A number of emerging trends will substantially alter the operation and control of the electric grid over the next several decades. These trends include: ensuring resiliency under severe weather events, increasing integration of renewable electricity generation, supporting changing electricity demand patterns, and the improving cost effectiveness of distributed energy resources. With today’s grid, operators calculate and schedule the amount of power that needs to be generated based off anticipated demand. However, as electricity markets and infrastructure evolve, these calculations become more complex and the probability for error increases. The current optimization tools are not scalable to emerging energy requirements. Improved optimization tools are essential to manage a next-generation electricity system that includes more renewable power, demand response, storage systems, and technologies that integrate natural gas infrastructure with the electric grid.
Project Innovation + Advantages:
The team led by Pacific Northwest National Laboratory (PNNL) will develop a High-Performance Power-Grid Optimization (HIPPO) technology to reduce grid resource scheduling times to within a fraction of current speeds, which can lead to more flexible and reliable real-time operation. The team will leverage advances in optimization algorithms and deploy high-performance computing technologies to significantly improve the performance of grid scheduling. HIPPO will provide inter-algorithm parallelization and allow algorithms to share information during their solution process, with the objective of reducing computing time by efficiently using computational power. New algorithms will leverage knowledge of the underlying system, operational experience, and past solutions to improve performance and avoid previously encountered mistakes.
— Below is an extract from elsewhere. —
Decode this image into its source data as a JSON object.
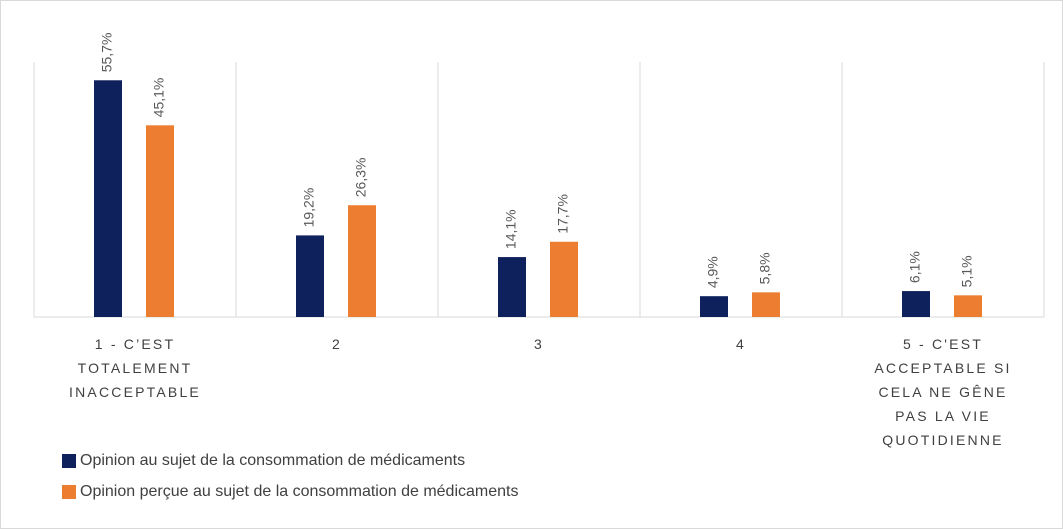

If successful, innovations from this project could enhance the ability to manage the electric grid and enable grid-level integration of current and future smart grid technologies.
Improved grid optimization could permit tighter integration among grid analytical tools and provide greater grid resilience through the ability to detect, isolate, and recover from failures.
Faster grid calculations could reduce energy losses on the grid, helping to avoid energy-related greenhouse gas emissions.
The technology will yield grid operational benefits and significant financial savings.